The DataRails analysis said there is a missed opportunity when companies don’t have a policy of updating software and training personnel on it. The report quotes Wyn Hopkins, co-author of the book “Excel Insights: A Microsoft MVP guide to the best parts of Excel,” on this lack of support: “Companies are wasting so much money by not training their staff in the latest version of Excel, not updating their versions, and not providing suitable hardware.”
Inefficient systems can also lead to mistakes—nearly one-third of CFOs (31%) said the ongoing challenging of fixing errors leaves them fearful of mistakes creeping in.
DataRails officials said that the survey outlines some serious problems for CFOs—and the companies they work for.

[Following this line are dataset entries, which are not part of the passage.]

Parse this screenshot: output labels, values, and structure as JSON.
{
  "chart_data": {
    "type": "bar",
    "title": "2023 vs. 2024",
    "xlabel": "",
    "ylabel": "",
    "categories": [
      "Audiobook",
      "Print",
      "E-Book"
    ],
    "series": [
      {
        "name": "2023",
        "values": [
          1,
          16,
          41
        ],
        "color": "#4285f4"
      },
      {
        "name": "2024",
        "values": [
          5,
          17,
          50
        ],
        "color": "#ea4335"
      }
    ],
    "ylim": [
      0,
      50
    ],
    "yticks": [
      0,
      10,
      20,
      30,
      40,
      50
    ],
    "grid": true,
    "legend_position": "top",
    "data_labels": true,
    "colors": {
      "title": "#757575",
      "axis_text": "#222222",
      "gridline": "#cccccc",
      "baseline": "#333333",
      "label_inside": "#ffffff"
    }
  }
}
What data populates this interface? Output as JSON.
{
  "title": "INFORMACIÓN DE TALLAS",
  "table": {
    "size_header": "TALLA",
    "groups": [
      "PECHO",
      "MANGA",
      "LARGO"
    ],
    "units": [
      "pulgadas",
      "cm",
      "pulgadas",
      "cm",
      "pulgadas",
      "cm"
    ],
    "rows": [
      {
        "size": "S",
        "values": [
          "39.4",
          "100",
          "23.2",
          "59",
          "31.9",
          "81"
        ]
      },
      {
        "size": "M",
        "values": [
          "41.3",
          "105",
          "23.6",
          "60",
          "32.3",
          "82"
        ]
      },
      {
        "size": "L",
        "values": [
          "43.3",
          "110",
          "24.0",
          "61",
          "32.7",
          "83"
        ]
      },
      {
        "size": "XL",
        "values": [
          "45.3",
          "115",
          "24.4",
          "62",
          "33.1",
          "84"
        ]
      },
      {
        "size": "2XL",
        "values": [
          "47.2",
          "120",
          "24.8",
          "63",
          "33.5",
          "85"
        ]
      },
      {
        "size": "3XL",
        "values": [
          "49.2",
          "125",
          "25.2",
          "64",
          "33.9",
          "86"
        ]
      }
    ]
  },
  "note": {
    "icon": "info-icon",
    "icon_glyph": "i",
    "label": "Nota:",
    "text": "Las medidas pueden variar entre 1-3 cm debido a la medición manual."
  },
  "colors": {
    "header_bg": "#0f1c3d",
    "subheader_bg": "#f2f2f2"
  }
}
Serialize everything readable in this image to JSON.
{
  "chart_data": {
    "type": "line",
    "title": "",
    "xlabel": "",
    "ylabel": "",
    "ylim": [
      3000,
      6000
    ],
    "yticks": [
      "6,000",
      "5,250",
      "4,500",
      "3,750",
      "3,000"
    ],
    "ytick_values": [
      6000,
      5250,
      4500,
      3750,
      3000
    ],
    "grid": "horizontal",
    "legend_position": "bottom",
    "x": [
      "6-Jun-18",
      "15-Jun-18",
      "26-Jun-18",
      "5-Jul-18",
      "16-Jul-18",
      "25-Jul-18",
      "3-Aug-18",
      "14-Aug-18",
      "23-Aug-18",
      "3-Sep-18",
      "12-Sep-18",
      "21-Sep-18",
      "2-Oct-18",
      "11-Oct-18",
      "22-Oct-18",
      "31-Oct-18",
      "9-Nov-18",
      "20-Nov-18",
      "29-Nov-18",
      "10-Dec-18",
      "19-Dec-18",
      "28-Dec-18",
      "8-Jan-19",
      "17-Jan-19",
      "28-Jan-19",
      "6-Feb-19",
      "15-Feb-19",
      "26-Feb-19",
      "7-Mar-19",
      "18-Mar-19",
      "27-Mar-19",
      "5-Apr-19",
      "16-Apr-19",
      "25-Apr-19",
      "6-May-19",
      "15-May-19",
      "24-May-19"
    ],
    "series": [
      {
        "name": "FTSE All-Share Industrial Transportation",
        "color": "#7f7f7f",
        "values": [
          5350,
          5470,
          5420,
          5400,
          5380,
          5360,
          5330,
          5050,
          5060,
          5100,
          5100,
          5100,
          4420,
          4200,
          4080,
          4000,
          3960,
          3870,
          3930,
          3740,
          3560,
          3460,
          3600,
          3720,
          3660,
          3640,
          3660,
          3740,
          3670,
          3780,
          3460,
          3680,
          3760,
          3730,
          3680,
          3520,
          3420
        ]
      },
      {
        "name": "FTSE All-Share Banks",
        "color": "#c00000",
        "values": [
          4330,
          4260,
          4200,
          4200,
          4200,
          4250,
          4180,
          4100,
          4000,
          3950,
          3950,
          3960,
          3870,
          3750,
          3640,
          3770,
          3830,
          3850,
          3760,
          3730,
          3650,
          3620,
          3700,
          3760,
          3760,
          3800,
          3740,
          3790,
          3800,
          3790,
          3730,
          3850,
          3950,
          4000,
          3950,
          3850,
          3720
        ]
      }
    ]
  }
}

“While CFOs have emerged as a catalyst for change, particularly since COVID-19, the reality is that daily processes are preventing finance leaders from achieving their maximum impact,” said Didi Gurfinkel, co-founder and CEO of DataRails. “In particular, fixing errors and chasing down data is ever present, leading to dissatisfaction with performance and harming CFOs’ overall quality of life. This constant frustration is creating a detrimental personal impact while preventing businesses from harnessing much-needed talent within the CFO’s office.”